Garrett T. Capps’ cosmic cowboy sound is included among datasets being using to train generative AI models, according to The Atlantic. Credit: Oscar Moreno

Work by some of San Antonio’s best-known musicians has been found in datasets being used to train generative AI models to create music, according to an online database offered by The Atlantic magazine.

The Atlantic uncovered four large datasets used for AI development — one with 12 million tracks, one with 9 million and two with more than 100,000 each. The magazine’s staff compiled the results into a searchable database, which turned up the names of multiple Alamo City musicians.

Active San Antonio-area acts included in the database include cosmic country and krautrock artist Garrett T. Capps, conjunto stalwart Santiago Jimenez Jr., corrido singer-songwriter and congressional candidate Bobby Pulido and indie-rock bands Girl In A Coma and INOHA.

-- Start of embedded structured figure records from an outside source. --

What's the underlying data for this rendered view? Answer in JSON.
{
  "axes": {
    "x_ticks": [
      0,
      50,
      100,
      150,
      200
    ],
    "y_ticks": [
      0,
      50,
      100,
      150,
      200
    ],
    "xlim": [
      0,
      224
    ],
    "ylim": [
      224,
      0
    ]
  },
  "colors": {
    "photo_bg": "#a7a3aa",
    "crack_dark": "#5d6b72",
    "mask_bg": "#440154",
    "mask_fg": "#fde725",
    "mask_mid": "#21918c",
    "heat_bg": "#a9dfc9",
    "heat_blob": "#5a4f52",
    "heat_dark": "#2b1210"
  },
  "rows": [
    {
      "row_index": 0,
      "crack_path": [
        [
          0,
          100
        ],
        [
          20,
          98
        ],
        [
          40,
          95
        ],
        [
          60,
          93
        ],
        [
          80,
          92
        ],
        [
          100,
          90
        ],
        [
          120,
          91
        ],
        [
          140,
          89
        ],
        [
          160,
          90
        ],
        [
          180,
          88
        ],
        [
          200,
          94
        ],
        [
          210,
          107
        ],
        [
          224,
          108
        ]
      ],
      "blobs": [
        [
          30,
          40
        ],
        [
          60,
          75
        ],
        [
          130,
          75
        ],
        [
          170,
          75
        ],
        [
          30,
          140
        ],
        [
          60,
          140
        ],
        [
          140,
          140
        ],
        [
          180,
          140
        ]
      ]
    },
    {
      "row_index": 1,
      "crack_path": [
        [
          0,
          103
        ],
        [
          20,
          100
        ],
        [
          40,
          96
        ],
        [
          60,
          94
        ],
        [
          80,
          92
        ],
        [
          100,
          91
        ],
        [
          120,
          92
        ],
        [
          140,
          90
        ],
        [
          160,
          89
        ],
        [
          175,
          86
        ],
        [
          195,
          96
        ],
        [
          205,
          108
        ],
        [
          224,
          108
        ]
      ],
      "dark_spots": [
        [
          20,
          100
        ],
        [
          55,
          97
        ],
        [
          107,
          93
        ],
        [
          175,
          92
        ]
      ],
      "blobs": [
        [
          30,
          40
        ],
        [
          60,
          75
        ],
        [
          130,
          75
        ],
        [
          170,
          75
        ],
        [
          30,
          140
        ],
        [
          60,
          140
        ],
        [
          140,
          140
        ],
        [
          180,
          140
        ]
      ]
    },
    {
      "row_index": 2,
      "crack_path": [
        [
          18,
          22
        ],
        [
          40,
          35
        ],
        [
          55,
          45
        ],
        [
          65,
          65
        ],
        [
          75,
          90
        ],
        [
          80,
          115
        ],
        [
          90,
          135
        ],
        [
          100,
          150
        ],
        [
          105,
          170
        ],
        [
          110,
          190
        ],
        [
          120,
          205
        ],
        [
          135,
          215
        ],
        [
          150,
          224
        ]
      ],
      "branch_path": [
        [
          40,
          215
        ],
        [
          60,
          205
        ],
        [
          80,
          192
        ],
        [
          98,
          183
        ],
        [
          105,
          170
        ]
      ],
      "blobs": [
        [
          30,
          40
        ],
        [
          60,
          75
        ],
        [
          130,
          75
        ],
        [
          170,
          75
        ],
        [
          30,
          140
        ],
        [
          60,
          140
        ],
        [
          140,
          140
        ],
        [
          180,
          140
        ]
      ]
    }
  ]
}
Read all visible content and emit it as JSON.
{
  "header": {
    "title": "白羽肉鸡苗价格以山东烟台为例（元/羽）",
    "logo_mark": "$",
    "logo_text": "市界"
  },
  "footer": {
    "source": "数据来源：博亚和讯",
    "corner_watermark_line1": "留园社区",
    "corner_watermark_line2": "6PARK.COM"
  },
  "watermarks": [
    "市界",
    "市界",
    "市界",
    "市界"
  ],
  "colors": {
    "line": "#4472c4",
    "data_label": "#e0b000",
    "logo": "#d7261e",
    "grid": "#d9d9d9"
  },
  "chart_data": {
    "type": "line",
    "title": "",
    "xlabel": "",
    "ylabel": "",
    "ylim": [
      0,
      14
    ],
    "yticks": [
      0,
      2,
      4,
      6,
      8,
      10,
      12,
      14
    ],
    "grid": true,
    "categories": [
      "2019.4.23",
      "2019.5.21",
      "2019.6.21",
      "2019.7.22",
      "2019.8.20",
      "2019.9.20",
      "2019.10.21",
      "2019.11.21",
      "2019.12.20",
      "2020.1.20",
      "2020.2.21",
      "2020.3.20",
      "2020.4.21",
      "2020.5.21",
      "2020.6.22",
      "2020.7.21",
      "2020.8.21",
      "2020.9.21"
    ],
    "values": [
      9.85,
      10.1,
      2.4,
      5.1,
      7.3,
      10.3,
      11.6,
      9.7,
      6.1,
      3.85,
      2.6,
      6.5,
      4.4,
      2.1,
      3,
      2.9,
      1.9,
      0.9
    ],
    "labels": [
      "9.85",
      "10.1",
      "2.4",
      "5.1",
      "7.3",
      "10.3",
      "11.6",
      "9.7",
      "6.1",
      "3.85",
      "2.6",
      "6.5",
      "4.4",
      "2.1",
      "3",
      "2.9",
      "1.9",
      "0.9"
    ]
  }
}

“Publishing rights are incredibly important, and situations like this highlight why artists need to understand and protect their work,” members of Girl In A Coma, a band that’s released music on Joan Jett’s Blackheart Records, told the Current in a private message. “We’re not supporters of using AI to create music and believe human creativity should remain at the heart of the art form.”

Legacy San Antonio acts whose music has been used to train AI, according to The Atlantic’s database, include the Sir Douglas Quintet, Texas Tornados, Flaco Jimenez, Butthole Surfers and the Royal Jesters.

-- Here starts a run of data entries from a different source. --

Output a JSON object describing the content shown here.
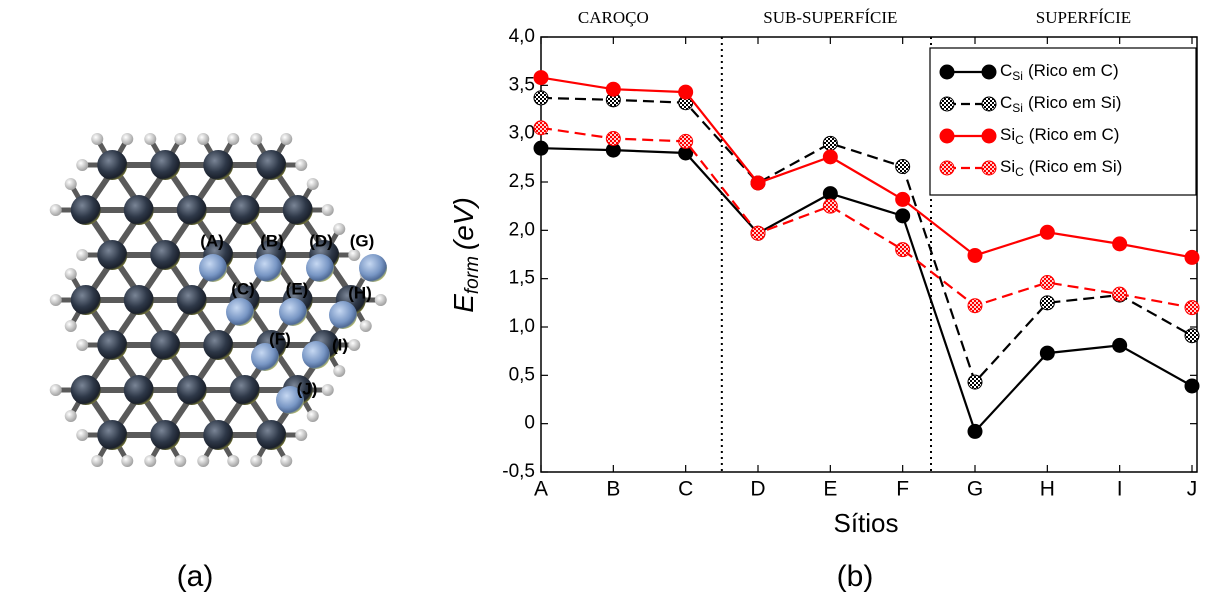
{
  "figure_a": {
    "caption": "(a)",
    "site_labels": [
      "(A)",
      "(B)",
      "(C)",
      "(D)",
      "(E)",
      "(F)",
      "(G)",
      "(H)",
      "(I)",
      "(J)"
    ]
  },
  "chart_data": {
    "type": "line",
    "caption": "(b)",
    "regions": [
      "CAROÇO",
      "SUB-SUPERFÍCIE",
      "SUPERFÍCIE"
    ],
    "xlabel": "Sítios",
    "ylabel": {
      "symbol": "E",
      "sub": "form",
      "unit": "(eV)"
    },
    "categories": [
      "A",
      "B",
      "C",
      "D",
      "E",
      "F",
      "G",
      "H",
      "I",
      "J"
    ],
    "ylim": [
      -0.5,
      4.0
    ],
    "yticks": [
      {
        "value": -0.5,
        "label": "-0,5"
      },
      0,
      {
        "value": 0.5,
        "label": "0,5"
      },
      {
        "value": 1.0,
        "label": "1,0"
      },
      {
        "value": 1.5,
        "label": "1,5"
      },
      {
        "value": 2.0,
        "label": "2,0"
      },
      {
        "value": 2.5,
        "label": "2,5"
      },
      {
        "value": 3.0,
        "label": "3,0"
      },
      {
        "value": 3.5,
        "label": "3,5"
      },
      {
        "value": 4.0,
        "label": "4,0"
      }
    ],
    "legend": "upper right",
    "series": [
      {
        "name": {
          "symbol": "C",
          "sub": "Si",
          "note": "(Rico em C)"
        },
        "color": "#000000",
        "dash": false,
        "marker": "filled",
        "values": [
          2.85,
          2.83,
          2.8,
          1.97,
          2.38,
          2.15,
          -0.08,
          0.73,
          0.81,
          0.39
        ]
      },
      {
        "name": {
          "symbol": "C",
          "sub": "Si",
          "note": "(Rico em Si)"
        },
        "color": "#000000",
        "dash": true,
        "marker": "hatched",
        "values": [
          3.37,
          3.35,
          3.32,
          2.49,
          2.9,
          2.66,
          0.43,
          1.25,
          1.33,
          0.91
        ]
      },
      {
        "name": {
          "symbol": "Si",
          "sub": "C",
          "note": "(Rico em C)"
        },
        "color": "#ff0000",
        "dash": false,
        "marker": "filled",
        "values": [
          3.58,
          3.46,
          3.43,
          2.49,
          2.76,
          2.32,
          1.74,
          1.98,
          1.86,
          1.72
        ]
      },
      {
        "name": {
          "symbol": "Si",
          "sub": "C",
          "note": "(Rico em Si)"
        },
        "color": "#ff0000",
        "dash": true,
        "marker": "hatched",
        "values": [
          3.06,
          2.95,
          2.92,
          1.97,
          2.25,
          1.8,
          1.22,
          1.46,
          1.34,
          1.2
        ]
      }
    ]
  }
}
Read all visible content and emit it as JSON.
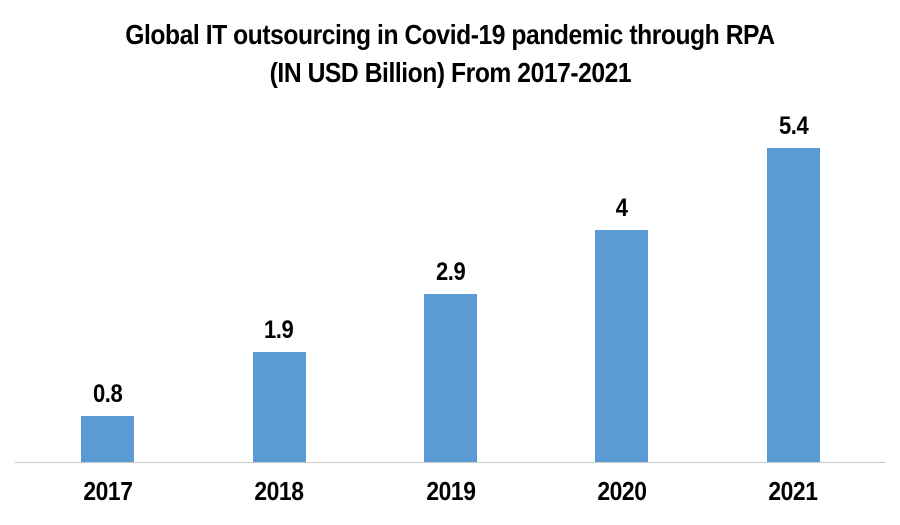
{
  "chart_data": {
    "type": "bar",
    "title_line1": "Global IT outsourcing in Covid-19 pandemic through RPA",
    "title_line2": "(IN USD Billion) From 2017-2021",
    "categories": [
      "2017",
      "2018",
      "2019",
      "2020",
      "2021"
    ],
    "values": [
      0.8,
      1.9,
      2.9,
      4,
      5.4
    ],
    "value_labels": [
      "0.8",
      "1.9",
      "2.9",
      "4",
      "5.4"
    ],
    "xlabel": "",
    "ylabel": "",
    "ylim": [
      0,
      6
    ],
    "grid": false,
    "legend": false,
    "bar_color": "#5B9BD5",
    "axis_line_color": "#BFBFBF",
    "text_color": "#000000",
    "background_color": "#FFFFFF"
  }
}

“I can’t keep track of all the technological ‘progress’ taking place in these bizarre times. But I will say that I believe in my music, and if robots wanna listen to it and do something with it, then maybe something positive will come from it,” Capps told the Current. “Maybe it will lead to more songs about breakfast tacos? Algorithmic breakfast tacos. Or maybe it will all just lead to the end of the world as we know it.”

The San Antonio artists’ works were just some of millions of songs available to developers as they train their AI models to mash up existing music into more and more convincing dupes of human output, according to an accompanying article by The Atlantic.

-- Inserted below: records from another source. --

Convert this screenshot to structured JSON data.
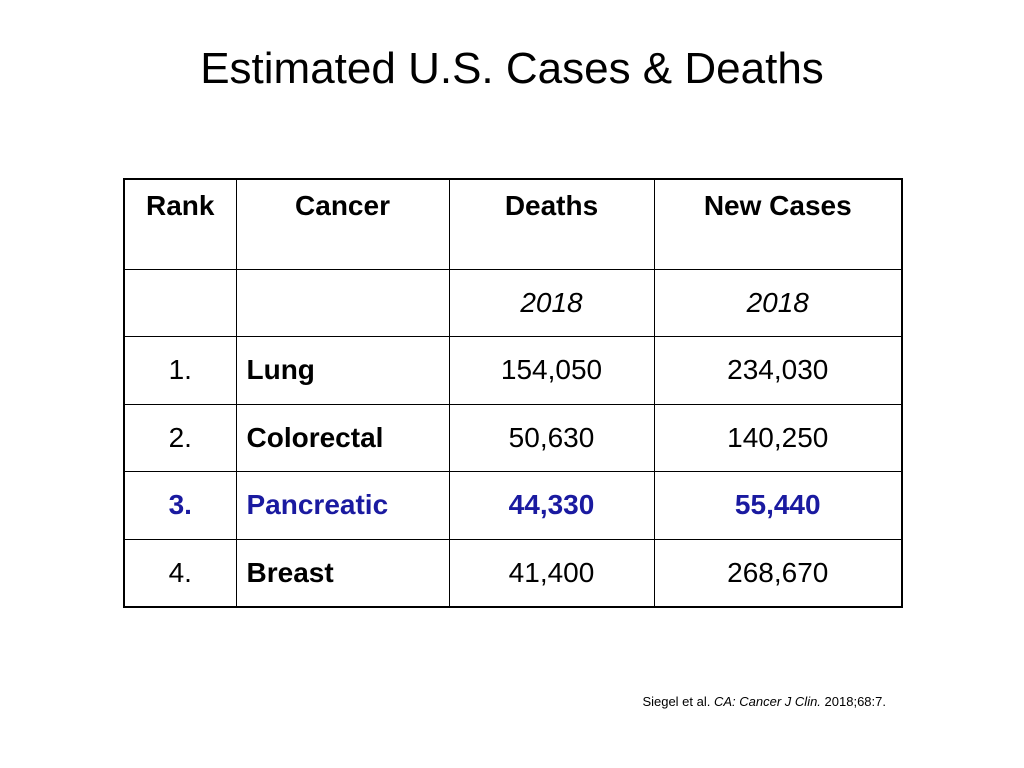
{
  "slide": {
    "title": "Estimated U.S. Cases & Deaths"
  },
  "table": {
    "headers": [
      "Rank",
      "Cancer",
      "Deaths",
      "New Cases"
    ],
    "years": [
      "",
      "",
      "2018",
      "2018"
    ],
    "rows": [
      {
        "rank": "1.",
        "cancer": "Lung",
        "deaths": "154,050",
        "new_cases": "234,030"
      },
      {
        "rank": "2.",
        "cancer": "Colorectal",
        "deaths": "50,630",
        "new_cases": "140,250"
      },
      {
        "rank": "3.",
        "cancer": "Pancreatic",
        "deaths": "44,330",
        "new_cases": "55,440"
      },
      {
        "rank": "4.",
        "cancer": "Breast",
        "deaths": "41,400",
        "new_cases": "268,670"
      }
    ],
    "highlight_color": "#1a1aa0"
  },
  "citation": {
    "authors": "Siegel et al.",
    "journal": "CA: Cancer J Clin.",
    "details": "2018;68:7."
  }
}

Users can also search the database for screenwriters, actors, YouTube channels and books.

San Antonio authors whose works can be found in the datasets include Sandra Cisneros, Jonny Garza Villa, Johnny Compton and Xavier Garza.

The Atlantic discovered the datasets as they were passed around online within the AI development community, though the magazine was unable to identify the exact models using them and to what extent. Even so, the news outlet’s investigation found that the datasets have been downloaded thousands of times.

The magazine also offered up a disclaimer that the presence of a work in a dataset isn’t definitive proof that it’s been used to train AI. Companies also typically use multiple datasets — and not all are included in the database — so the absence of a work doesn’t constitute proof that it hasn’t been used, either.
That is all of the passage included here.